締切
私は大学時代、卒論の提出期限に追われて完全に壊れた。間に合わなければ卒業できない。かと言って、中途半端な論文を書く気などさらさらない。その葛藤が恐ろしいほどの焦燥感となって、私の心をパニックに陥れた。当時はマスコミ志望だったけれど、厳しいしめ切りの恐怖は長期間心身に甚大なる影響を与え、あの時内定辞退しなければ、恐らく新卒から早期退職の道を歩んでいたことだろう。
未だかつて期限を破ったことは一度もない。ただ、最近、図書館の返却期限に追われるプレッシャーが甚だしい。勉強したいことが山ほどありすぎる。政治、経済、経営、法、医療、看護、心理、福祉、芸術、語学、運動学、情報技術。だから、2週間、寝る間を惜しまず勉強すれば終わるだろうという目論見の元に本を借りる。

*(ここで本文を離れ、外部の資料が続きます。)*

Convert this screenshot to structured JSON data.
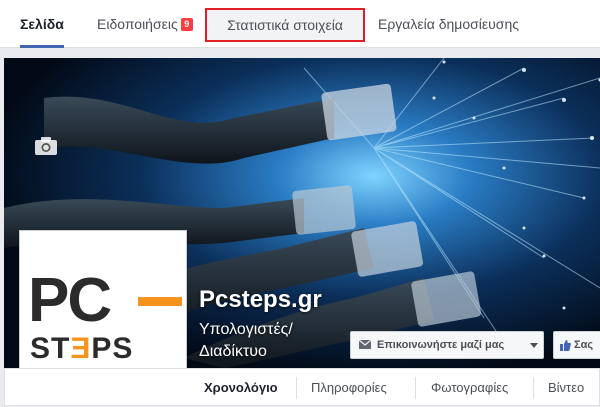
{
  "tabs": {
    "page": "Σελίδα",
    "notifications": "Ειδοποιήσεις",
    "notifications_count": "9",
    "statistics": "Στατιστικά στοιχεία",
    "publishing_tools": "Εργαλεία δημοσίευσης"
  },
  "cover": {
    "camera_icon": "camera-icon"
  },
  "profile": {
    "logo_top": "PC",
    "logo_bottom_a": "ST",
    "logo_bottom_e": "Ǝ",
    "logo_bottom_b": "PS",
    "camera_icon": "camera-icon"
  },
  "page_info": {
    "name": "Pcsteps.gr",
    "category": "Υπολογιστές/ Διαδίκτυο"
  },
  "actions": {
    "contact": "Επικοινωνήστε μαζί μας",
    "like_partial": "Σας"
  },
  "timeline_nav": {
    "timeline": "Χρονολόγιο",
    "info": "Πληροφορίες",
    "photos": "Φωτογραφίες",
    "videos": "Βίντεο"
  },
  "colors": {
    "accent": "#4267b2",
    "highlight_border": "#e41e25",
    "badge": "#fa3e3e",
    "logo_orange": "#f7941d"
  }
}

だけど、現実はそうもいかない。勉強だけしてればいいというものではない。真夜中に勉強することは、人間の身体にとって重要なサーカディアンリズムを維持するにあたって、あまりよろしいことではなく、できる限り避けなければならない。必然的に時間が限られる。あぁ……大学生に戻りたい。新入学生、進級者、新社会人、新たな場所で、新たなことに挑戦しようとしている人たちがキラキラ輝いて見える。正直、うらやましい。本当にうらやましい。悔しいくらいにうらやましい。自分だけが取り残されている感覚。どうか、私を置き去りにしないでください。